* Carla
Lo primero que ve cuando se despierta Carla es a una mujer inclinada sobre ella. Su rostro no tiene nada de especial, hasta que sonríe. Y es una sonrisa llena de luz.
El policía está allí también. Parece estar bien, después de todo, aunque tiene la cara roja y el cuello amoratado. Carla recuerda haberle salvado la vida. Se alegra de ello.
Hay llamadas de teléfono, varias. Carla no es demasiado consciente de lo que sucede. El policía habla, y la mujer también.
Estoy en shock, piensa. Se abandona a ello.
Después ambos la conducen por unos túneles antiguos y malolientes. Hay un niño, que viaja con ellos. Todo tiene la tonalidad evanescente de un sueño. A pesar de que se arrastran por lugares terribles, Carla se siente a salvo. Ya vendrán las pesadillas, ya habrá tiempo. Ahora sólo se siente flotar, como si el camino hacia la luz del día lo estuviera haciendo a bordo de una alfombra mágica.
A mitad de camino se encuentran con dos policías y un paramédico, que se vuelcan en atenciones con ella, le echan antiséptico en las heridas, le cubren los hombros con una manta, le dan líquidos. Le arrancan del lado del otro policía, el grande y ancho —no es que esté gordo—, de la mujer y del niño. La llevan hasta una escalerilla. Al otro lado se escucha la calle, la vida normal, la libertad. El final.

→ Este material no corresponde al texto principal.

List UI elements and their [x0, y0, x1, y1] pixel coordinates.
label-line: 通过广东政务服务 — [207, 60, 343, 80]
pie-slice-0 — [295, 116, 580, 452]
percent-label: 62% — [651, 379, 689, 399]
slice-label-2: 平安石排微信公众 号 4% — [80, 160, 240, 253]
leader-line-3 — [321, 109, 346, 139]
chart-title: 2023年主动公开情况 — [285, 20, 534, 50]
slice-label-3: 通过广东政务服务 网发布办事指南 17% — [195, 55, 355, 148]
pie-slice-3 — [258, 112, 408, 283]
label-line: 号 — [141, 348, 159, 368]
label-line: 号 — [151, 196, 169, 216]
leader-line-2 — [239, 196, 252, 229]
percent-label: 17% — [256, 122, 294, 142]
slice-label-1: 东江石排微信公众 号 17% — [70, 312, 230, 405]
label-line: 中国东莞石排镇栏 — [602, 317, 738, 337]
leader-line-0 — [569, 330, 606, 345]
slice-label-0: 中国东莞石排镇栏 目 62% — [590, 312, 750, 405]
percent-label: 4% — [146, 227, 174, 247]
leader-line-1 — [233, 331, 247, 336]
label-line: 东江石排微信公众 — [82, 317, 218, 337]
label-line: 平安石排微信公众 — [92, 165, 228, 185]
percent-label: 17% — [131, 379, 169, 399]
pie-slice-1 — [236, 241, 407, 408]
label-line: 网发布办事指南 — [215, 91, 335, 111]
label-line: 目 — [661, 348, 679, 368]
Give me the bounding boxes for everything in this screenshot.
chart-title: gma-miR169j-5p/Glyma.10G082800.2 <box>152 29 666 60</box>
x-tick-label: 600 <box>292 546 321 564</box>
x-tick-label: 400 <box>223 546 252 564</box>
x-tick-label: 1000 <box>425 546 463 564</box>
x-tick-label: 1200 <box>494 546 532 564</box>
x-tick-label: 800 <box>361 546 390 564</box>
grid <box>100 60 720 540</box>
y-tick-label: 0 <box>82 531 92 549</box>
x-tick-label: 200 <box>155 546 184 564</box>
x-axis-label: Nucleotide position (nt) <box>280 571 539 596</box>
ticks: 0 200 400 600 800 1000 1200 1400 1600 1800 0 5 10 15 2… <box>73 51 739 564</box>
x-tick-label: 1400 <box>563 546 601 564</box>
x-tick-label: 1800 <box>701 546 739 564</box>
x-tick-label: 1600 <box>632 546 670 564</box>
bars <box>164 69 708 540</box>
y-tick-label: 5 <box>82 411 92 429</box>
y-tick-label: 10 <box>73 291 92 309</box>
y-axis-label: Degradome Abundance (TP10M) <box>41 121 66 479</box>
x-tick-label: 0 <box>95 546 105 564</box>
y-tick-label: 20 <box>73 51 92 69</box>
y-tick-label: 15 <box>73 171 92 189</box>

Carla se niega a subir, se retuerce, se agarra a la escalerilla.
—Quiero ir con ellos —dice, señalando hacia atrás—. Son los que me han salvado.
La mujer pequeña se agacha para abrazar a su hijo y le hace un gesto al policía grande, señalando hacia Carla. El policía grande niega con la cabeza. Ambos parecen discutir durante unos instantes. Al final el policía grande se encoge de hombros y se acerca hacia Carla.
—¿Cómo se llama? —pregunta ella.
—Jon Gutiérrez, señora Ortiz.
—Gracias por salvarme la vida.
—Lo mismo digo, señora. Estamos en paz.
—A usted le han pegado dos tiros por mi culpa. Creo que sigo ganando.
Jon se da la vuelta y señala los dos agujeros en su camisa.
—Esto en Bilbao son dos perdigonadas. Con el chaleco no creo que dejen ni cardenal.
Carla quiere reír, aunque apenas alcanza a esbozar una sonrisa.
Señala arriba, al círculo de luz, en el que se recortan un par de cabezas expectantes.
—¿Está esperándome?
—¿Su padre? Le hemos avisado, sí. Seguramente esté ya ahí arriba. Estamos cerca de su casa.
Carla piensa en qué le dirá cuando le vea. En si se atreverá a echarle en cara su traición, su cobarde traición como padre.
No estarán solos. Puede escuchar, a lo lejos, los flashes de los fotógrafos, las crónicas improvisadas de las reporteras, hablando a las cámaras en directo. Al fin y al cabo, sólo están a tres metros del suelo. Y una vida de distancia.
Avergonzarle en público. Ésa sería la mejor venganza, sin duda.
Pero también significaría destruir mucho y a muchos.
—¿Está listo para ser famoso? —le pregunta a Jon.
—Ya he sido famoso, señora. Pero para mal. No le niego que me vendría bien un poco de buena prensa.
—Pues suba usted primero, inspector. Y cuando esté arriba, ayúdeme a salir, páseme un brazo por el hombro y acompáñeme hasta mi padre.
Jon asiente, educado, y comienza la ascensión. Carla le sigue.
Aún no sabe qué le dirá a Ramón Ortiz.
Pero le quedan unos metros para decidirlo.